Framing of Cyberpunk 2077 as apolitical, both for the specific case of BLM and the wider political themes and their implications, is cynical. CD Projekt Red absolutely does not want to alienate any wallets, so framing it as apolitical is a matter of "covering their asses" and not being the target of any potential negative PR from online communities. Additionally, they are a billion dollar corporation who have been responsible for abuses against their staff. They do not want to give the idea to their fans about how 2077 plays into our reality, who controls power and what to do with them. It is possible that this is even an unconscious effort, because of how ingrained into superstructure cyberpunk and various other anti-corporate themes in media have become. The game in which you roleplay as a rebel against the evil corporate and violent gang system, without providing an answer as to what a society without them would be, screams interpassivity – or again, masturbatory politics – indulging in fantasies without actually doing anything to change the system. This is exactly how the superstructure survives in the cultural space, by having you continue to talk and posture toward an anti-capitalist revolution from your couch or armchair.
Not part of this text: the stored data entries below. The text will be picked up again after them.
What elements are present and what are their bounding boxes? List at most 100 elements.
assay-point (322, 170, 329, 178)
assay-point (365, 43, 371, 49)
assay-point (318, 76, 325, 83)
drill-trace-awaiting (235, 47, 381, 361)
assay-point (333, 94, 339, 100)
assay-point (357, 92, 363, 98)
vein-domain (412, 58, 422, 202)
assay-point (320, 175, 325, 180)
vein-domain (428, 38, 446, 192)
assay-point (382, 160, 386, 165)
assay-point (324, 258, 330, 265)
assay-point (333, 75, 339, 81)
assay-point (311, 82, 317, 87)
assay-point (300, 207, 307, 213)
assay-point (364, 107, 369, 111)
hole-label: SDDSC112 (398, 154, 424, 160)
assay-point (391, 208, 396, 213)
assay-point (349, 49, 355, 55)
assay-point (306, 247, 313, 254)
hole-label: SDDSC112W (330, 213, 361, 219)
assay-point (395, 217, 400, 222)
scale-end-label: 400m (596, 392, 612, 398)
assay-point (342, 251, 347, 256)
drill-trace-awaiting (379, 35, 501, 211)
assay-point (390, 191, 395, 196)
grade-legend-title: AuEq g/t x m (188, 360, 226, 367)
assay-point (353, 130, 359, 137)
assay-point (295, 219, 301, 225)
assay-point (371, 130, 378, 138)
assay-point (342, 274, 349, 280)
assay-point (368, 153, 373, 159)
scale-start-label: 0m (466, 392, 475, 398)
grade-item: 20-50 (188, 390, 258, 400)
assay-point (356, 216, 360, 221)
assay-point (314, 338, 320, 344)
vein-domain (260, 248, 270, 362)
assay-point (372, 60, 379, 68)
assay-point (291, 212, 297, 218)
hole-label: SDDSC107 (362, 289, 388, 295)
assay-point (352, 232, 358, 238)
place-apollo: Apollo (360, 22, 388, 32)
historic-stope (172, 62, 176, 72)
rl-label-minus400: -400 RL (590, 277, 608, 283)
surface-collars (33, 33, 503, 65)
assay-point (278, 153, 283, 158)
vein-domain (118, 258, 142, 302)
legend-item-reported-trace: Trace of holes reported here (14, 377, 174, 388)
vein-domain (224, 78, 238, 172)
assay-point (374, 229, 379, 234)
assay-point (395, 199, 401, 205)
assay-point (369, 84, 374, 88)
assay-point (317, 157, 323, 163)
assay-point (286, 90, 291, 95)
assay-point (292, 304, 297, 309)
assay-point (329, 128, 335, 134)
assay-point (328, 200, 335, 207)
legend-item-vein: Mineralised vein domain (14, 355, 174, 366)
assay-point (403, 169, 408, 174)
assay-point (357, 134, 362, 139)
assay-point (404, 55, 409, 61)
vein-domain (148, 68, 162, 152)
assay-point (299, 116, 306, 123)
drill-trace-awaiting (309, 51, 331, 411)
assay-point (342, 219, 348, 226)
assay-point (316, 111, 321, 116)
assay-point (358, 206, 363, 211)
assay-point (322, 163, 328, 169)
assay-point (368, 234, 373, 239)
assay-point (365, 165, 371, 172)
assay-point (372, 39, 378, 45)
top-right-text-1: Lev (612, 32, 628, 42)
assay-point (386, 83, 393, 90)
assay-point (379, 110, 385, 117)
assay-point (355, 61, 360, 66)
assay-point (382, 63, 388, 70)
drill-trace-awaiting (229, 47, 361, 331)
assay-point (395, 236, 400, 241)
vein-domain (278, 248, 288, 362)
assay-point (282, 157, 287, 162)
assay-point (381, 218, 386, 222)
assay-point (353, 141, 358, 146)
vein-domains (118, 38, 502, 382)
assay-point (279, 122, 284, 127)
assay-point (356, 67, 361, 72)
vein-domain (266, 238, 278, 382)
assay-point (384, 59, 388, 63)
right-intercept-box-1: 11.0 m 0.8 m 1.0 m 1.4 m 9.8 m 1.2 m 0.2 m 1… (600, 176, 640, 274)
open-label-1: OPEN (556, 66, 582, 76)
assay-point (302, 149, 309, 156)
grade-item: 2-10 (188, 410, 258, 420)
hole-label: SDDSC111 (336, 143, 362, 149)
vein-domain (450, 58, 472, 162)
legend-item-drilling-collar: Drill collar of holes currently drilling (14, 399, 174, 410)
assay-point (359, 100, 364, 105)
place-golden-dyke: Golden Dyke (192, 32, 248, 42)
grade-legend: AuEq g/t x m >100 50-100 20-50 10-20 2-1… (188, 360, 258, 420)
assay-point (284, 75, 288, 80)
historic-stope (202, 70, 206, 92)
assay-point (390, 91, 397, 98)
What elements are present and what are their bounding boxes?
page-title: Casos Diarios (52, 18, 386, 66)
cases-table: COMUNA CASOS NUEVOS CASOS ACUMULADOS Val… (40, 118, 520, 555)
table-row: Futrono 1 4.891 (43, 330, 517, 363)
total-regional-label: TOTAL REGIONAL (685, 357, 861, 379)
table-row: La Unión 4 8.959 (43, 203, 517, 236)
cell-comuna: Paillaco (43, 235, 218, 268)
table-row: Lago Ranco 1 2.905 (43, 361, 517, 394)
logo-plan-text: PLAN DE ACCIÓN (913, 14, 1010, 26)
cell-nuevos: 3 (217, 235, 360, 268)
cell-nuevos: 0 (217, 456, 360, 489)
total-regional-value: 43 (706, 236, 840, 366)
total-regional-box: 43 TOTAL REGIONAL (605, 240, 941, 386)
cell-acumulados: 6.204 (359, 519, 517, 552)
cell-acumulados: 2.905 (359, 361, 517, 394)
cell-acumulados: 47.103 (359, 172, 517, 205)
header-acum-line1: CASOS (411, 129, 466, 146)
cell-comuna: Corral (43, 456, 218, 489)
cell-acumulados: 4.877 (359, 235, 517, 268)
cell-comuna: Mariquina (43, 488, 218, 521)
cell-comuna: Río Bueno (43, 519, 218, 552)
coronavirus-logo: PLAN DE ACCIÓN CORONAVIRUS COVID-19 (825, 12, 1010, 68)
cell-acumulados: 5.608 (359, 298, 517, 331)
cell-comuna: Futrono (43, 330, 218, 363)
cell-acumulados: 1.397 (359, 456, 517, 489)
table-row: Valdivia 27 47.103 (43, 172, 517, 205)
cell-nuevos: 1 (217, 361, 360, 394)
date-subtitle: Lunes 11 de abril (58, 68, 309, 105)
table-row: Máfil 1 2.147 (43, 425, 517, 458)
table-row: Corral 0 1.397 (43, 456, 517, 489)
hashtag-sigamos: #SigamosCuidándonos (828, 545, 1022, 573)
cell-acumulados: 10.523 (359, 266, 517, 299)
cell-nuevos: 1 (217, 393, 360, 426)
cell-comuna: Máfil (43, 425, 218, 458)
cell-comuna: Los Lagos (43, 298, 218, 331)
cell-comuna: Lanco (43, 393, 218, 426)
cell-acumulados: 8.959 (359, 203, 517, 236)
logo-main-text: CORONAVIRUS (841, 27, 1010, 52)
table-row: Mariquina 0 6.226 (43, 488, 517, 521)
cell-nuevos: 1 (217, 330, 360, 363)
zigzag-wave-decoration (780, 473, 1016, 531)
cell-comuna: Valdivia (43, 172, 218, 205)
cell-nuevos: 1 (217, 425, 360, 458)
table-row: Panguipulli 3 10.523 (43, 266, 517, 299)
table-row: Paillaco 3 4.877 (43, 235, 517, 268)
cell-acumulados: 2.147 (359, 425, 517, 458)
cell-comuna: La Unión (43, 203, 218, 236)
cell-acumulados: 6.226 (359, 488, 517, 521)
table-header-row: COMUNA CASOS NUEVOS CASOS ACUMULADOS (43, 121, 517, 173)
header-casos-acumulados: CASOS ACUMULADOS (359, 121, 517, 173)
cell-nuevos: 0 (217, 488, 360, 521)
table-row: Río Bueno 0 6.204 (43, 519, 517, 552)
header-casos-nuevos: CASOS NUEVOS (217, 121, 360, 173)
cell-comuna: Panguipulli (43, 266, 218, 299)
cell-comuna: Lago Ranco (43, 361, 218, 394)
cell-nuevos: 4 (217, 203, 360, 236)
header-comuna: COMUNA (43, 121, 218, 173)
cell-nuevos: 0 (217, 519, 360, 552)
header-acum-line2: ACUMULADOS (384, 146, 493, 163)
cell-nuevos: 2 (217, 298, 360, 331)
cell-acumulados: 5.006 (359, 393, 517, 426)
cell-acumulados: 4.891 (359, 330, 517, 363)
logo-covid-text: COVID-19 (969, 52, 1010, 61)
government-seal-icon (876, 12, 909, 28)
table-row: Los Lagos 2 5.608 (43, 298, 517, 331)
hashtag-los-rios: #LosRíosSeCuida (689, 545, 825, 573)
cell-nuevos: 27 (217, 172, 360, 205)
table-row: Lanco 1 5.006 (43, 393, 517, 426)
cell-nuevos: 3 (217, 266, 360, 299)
As I have said, Cyberpunk 2077 is a game that I am personally excited to play. However, looking at the cultural production of the game, I hypothesize that the “revolutionary” themes will be lacking of any potential to influence or critique that capitalist superstructure. The hyper-capitalist superstructure that cyberpunk sought to initially critique seems to have been unable to escape becoming embedded into it. In order for us to develop cultural pieces to critique neoliberal capitalism, which is slowly sucking the life out of the world’s working class, we must initiate a cultural insurgency. We must create enclaves of creative thought to develop appealing aesthetics that strike out against superstructure. We have to balance the liberty of unorthodoxy and avoid ideological dogmatism, but also be vigilant against the parasitism of the encompassing superstructure. Lastly, we must not be reliant on the aesthetics and cultural material of previous revolutions, nor seek refuge in fantasy. We must expand outward to unite and to embolden the downtrodden of the Earth. For the future may be cancelled, but a created future we shall make.